Из взрослых только одна женщина была как мы: параноичка Фелиция из соседнего дома. В то лето она стояла на балконе своей квартиры и кричала: «Люди! Что вы шляетесь, идиоты? Близится конец света!» — пока прислуга, муж или одна из ее бледных дочек, Бронка или Лилка, не затаскивали ее в комнату. Говорили, что Фелиция больна, что нужно отправить ее в больницу, но семья стесняется. Теперь она ходила энергичной походкой, прямая и суровая, как королева, доставала хлеб, доставала молоко, а один раз даже раздобыла хвостик колбасы. И все уже знали, что она всегда была права, мир стал её миром. Целыми днями она была на улице, посверкивала холодным блеском злых глаз и время от времени объявляла: «Все идиоты». Ей одной позднее удалось вытащить из гетто и увезти в деревню своих, никогда не выходивших из дому, бледных дочек, Бронку и Лилку. Год спустя она, по слухам, без всякой видимой причины утопила одну из них — Лилку — в реке. Фелиция думала, что она — Бог. А может, в те годы Бог был Фелицией?
Однажды было тихое утро. Воробей за окном нерешительно начал что-то клевать — его слышал весь квартал. И пыль слегка рассеялась. Мы спустились во двор, вскарабкались на груды обломков высотой с полдома — на разведку. Когда бомба попадает в дом, бывает, что рушится только его передняя стена. Это настоящий театр! Как будто подняли занавес — несколько этажей декораций, интерьеры, цветастые обои, лампа стоит наклонно, кресло, детская кроватка, свисают оборванные портьеры. Квартиры одна над другой, как многоэтажная выставка. Мы глазели, задрав головы, наглядно убеждаясь в том, что личное ничем не отделено от общего: подумаешь, какая-то кирпичная стенка, дунь посильнее — и нет её! Нет больше секретов, нет стыда — всё открыто. Не имело смысла спрашивать, где жильцы этих квартир. В обстреливаемой Варшаве не было убежищ. Тут и там на верхнем этаже, как бы пытаясь укутать зияющую нишу квартиры, летали от ветра занавески. Будто не знали, что их роль уже сыграна. Толек, по-волчьи ощерившись, сказал, что там наверняка можно найти драгоценности и деньги, и даже еду. Но невозможно было влезть по каркасу, готовому обрушиться каждую минуту. Из открытых нараспашку квартир то и дело что-то падало: потерявшее равновесие кресло; тяжелая ванна; стол, несколько дней стоявший наклонно, как крутая горка, пока с громким шумом не рухнул на улицу. Иногда падал целый этаж или секция дома целиком, и мы радостно хлопали в ладоши и кричали «Ура!» Кто-то попытался влезть — просто так — но тут же вернулся, растирая руки. Мечты о трофеях пришлось оставить.

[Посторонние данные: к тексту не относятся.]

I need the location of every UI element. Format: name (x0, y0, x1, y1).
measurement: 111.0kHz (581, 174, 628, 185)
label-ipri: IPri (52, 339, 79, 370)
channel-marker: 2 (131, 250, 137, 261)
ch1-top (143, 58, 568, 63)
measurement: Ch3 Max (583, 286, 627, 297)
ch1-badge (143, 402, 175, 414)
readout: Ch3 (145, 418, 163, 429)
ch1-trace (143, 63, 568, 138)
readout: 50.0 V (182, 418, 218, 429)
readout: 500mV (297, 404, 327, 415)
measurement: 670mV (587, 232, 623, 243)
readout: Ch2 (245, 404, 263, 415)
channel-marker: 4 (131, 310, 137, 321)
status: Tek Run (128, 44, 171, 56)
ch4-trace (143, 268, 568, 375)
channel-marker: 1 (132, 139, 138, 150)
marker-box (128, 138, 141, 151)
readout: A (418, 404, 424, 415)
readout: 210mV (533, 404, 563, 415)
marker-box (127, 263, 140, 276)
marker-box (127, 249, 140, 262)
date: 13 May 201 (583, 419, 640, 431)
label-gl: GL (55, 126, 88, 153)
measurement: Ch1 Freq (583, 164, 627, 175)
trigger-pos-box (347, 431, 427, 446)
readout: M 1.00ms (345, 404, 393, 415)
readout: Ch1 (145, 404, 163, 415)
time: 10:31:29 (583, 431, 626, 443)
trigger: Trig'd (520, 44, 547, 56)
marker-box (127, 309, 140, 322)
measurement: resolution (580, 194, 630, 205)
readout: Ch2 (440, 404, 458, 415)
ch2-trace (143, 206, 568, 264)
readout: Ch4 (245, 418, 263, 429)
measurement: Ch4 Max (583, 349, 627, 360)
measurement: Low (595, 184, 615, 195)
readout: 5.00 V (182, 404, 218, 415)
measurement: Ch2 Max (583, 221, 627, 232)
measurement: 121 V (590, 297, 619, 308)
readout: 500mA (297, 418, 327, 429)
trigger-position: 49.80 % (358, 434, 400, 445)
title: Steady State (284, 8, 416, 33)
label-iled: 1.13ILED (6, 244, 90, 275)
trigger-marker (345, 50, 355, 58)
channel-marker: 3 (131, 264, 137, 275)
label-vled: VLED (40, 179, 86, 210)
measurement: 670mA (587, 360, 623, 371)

Было тихо. Город сдался. Утром с улицы еще доносились голоса людей, сбившихся в группки. А днем в город колонной, как на параде, вошли немцы. Их оркестры сверкали на солнце, которое в их честь выглянуло из-за туч; они были веселы и пели красивые, совершенно незнакомые песни. Когда неделю спустя я шла в приют, чтобы в прачечной на чердаке, откуда валил пар, получить немного молока, и озябшими руками сжимала под пальто бутылку, мне преградил дорогу немец в черной форме с черепами на петлицах, грудь его наискосок перетягивала полоса черной кожи. Он встал, широко расставив ноги, положил руки на рукоятки пистолетов и заорал: «Хальт!!!»

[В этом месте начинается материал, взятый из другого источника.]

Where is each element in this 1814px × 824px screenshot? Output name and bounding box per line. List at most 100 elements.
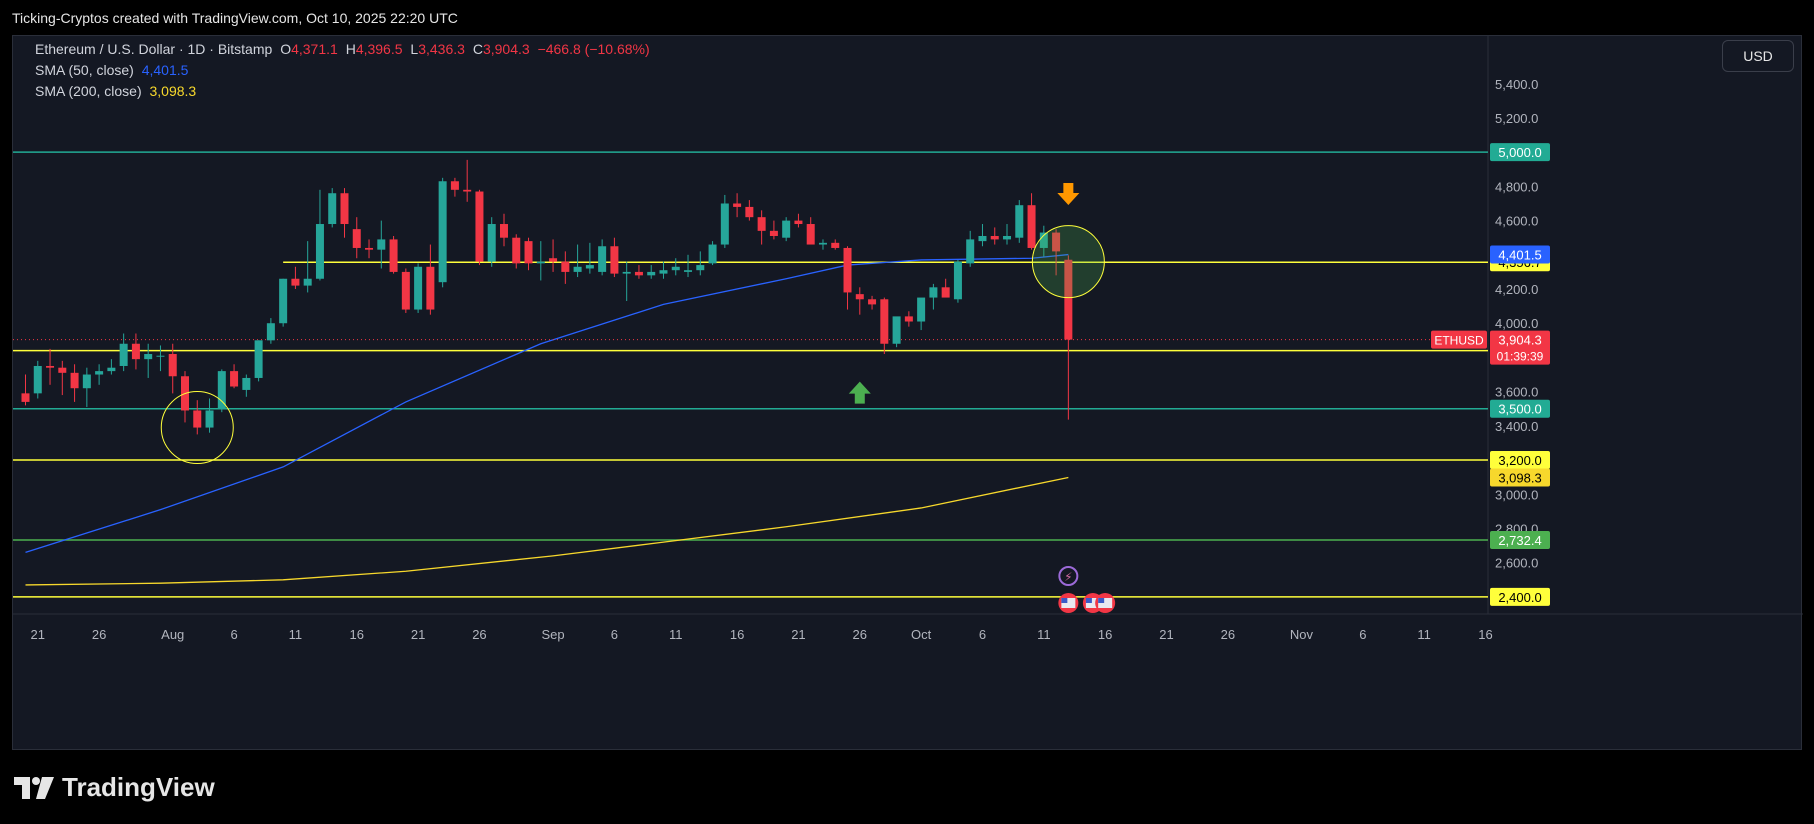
candle-body — [549, 258, 558, 262]
sma50-value: 4,401.5 — [141, 62, 189, 78]
level-tag: 3,500.0 — [1498, 402, 1541, 417]
low-value: 3,436.3 — [418, 41, 465, 57]
last-price-tag: 3,904.3 — [1498, 333, 1541, 348]
sma50-line — [25, 253, 1069, 554]
candle-body — [671, 266, 680, 271]
candle-body — [46, 365, 55, 368]
candle-body — [1052, 232, 1061, 252]
open-label: O — [280, 41, 292, 57]
candle-body — [82, 374, 91, 389]
level-tag-bg — [1490, 531, 1550, 550]
sma200-line — [25, 476, 1069, 586]
candle-body — [855, 294, 864, 300]
candle-body — [1039, 232, 1048, 248]
candle-body — [279, 278, 288, 324]
candle-body — [33, 365, 42, 394]
candle-body — [647, 271, 656, 276]
candle-body — [254, 340, 263, 378]
candle-body — [266, 323, 275, 341]
sma200-label: SMA (200, close) — [35, 83, 142, 99]
x-tick-label: 26 — [472, 627, 486, 642]
candle-body — [512, 237, 521, 264]
symbol-legend: Ethereum / U.S. Dollar · 1D · Bitstamp O… — [35, 41, 654, 57]
high-value: 4,396.5 — [355, 41, 403, 57]
candle-body — [941, 287, 950, 298]
level-tag-bg — [1490, 143, 1550, 162]
flag-canton — [1098, 598, 1105, 603]
price-chart[interactable]: 2,600.02,800.03,000.03,400.03,600.03,800… — [13, 36, 1803, 751]
candle-body — [450, 181, 459, 190]
sma-price-tag-bg — [1490, 468, 1550, 487]
x-tick-label: 6 — [979, 627, 986, 642]
sma50-label: SMA (50, close) — [35, 62, 134, 78]
sma200-value: 3,098.3 — [149, 83, 197, 99]
candle-body — [978, 235, 987, 242]
candle-body — [757, 217, 766, 231]
sma-price-tag: 4,401.5 — [1498, 248, 1541, 263]
candle-body — [168, 354, 177, 377]
candle-body — [573, 266, 582, 272]
high-label: H — [345, 41, 356, 57]
sma200-legend[interactable]: SMA (200, close) 3,098.3 — [35, 83, 200, 99]
chart-panel[interactable]: 2,600.02,800.03,000.03,400.03,600.03,800… — [12, 35, 1803, 751]
candle-body — [610, 246, 619, 274]
y-tick-label: 2,600.0 — [1495, 556, 1538, 571]
x-tick-label: Nov — [1290, 627, 1314, 642]
candle-body — [107, 367, 116, 372]
candle-body — [917, 297, 926, 322]
candle-body — [95, 371, 104, 375]
open-value: 4,371.1 — [291, 41, 338, 57]
candle-body — [230, 371, 239, 387]
earnings-event-icon — [1058, 566, 1079, 586]
x-tick-label: 21 — [791, 627, 805, 642]
level-tag-bg — [1490, 399, 1550, 418]
sma-price-tag-bg — [1490, 245, 1550, 264]
symbol-title[interactable]: Ethereum / U.S. Dollar · 1D · Bitstamp — [35, 41, 273, 57]
symbol-tag: ETHUSD — [1434, 334, 1484, 348]
candle-body — [806, 224, 815, 245]
candle-body — [119, 343, 128, 366]
x-tick-label: 26 — [92, 627, 106, 642]
candle-body — [929, 287, 938, 298]
down-arrow-icon — [1057, 182, 1080, 205]
x-tick-label: 11 — [669, 627, 683, 642]
candle-body — [205, 410, 214, 428]
candle-body — [1003, 235, 1012, 240]
candle-body — [144, 354, 153, 360]
y-tick-label: 4,600.0 — [1495, 214, 1538, 229]
candle-body — [561, 261, 570, 272]
candle-body — [659, 270, 668, 274]
x-tick-label: 16 — [1098, 627, 1112, 642]
x-tick-label: 11 — [1417, 627, 1431, 642]
candle-body — [966, 239, 975, 264]
candle-body — [340, 193, 349, 225]
currency-button[interactable]: USD — [1722, 40, 1794, 72]
candle-body — [475, 191, 484, 262]
candle-body — [818, 242, 827, 245]
highlight-circle — [160, 391, 234, 465]
symbol-tag-bg — [1431, 330, 1487, 349]
flag-canton — [1061, 598, 1068, 603]
sma-price-tag: 3,098.3 — [1498, 470, 1541, 485]
candle-body — [684, 270, 693, 272]
candle-body — [401, 271, 410, 310]
candle-body — [622, 271, 631, 274]
sma50-legend[interactable]: SMA (50, close) 4,401.5 — [35, 62, 192, 78]
x-tick-label: Aug — [161, 627, 184, 642]
candle-body — [193, 410, 202, 428]
x-tick-label: 6 — [230, 627, 237, 642]
y-tick-label: 3,600.0 — [1495, 385, 1538, 400]
candle-body — [769, 230, 778, 236]
x-tick-label: Oct — [911, 627, 932, 642]
flag-field — [1061, 598, 1076, 608]
candle-body — [904, 316, 913, 322]
x-tick-label: 26 — [853, 627, 867, 642]
y-tick-label: 4,000.0 — [1495, 316, 1538, 331]
close-value: 3,904.3 — [482, 41, 530, 57]
countdown-label: 01:39:39 — [1497, 350, 1544, 364]
x-tick-label: 16 — [1478, 627, 1492, 642]
candle-body — [696, 265, 705, 271]
candle-body — [352, 229, 361, 248]
candle-body — [70, 372, 79, 389]
candle-body — [414, 266, 423, 310]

…Больше я туда не ходила. Весь мир побелел от страха. Я сидела, обхватив руками колени, на полу в том углу, где когда-то стоял буфет из махагони, и не хотела двигаться. Чтобы меня никто не видел. Чтобы не быть на виду. Пусть меня не видят, не слышат, пусть не говорят со мной, пусть меня вообще не замечают. Про гестаповца[1] я им не рассказала. Они всё равно не могли защитить — ни себя, ни меня не могли, — ни в ту осень, ни в предшествовавшие годы, никогда.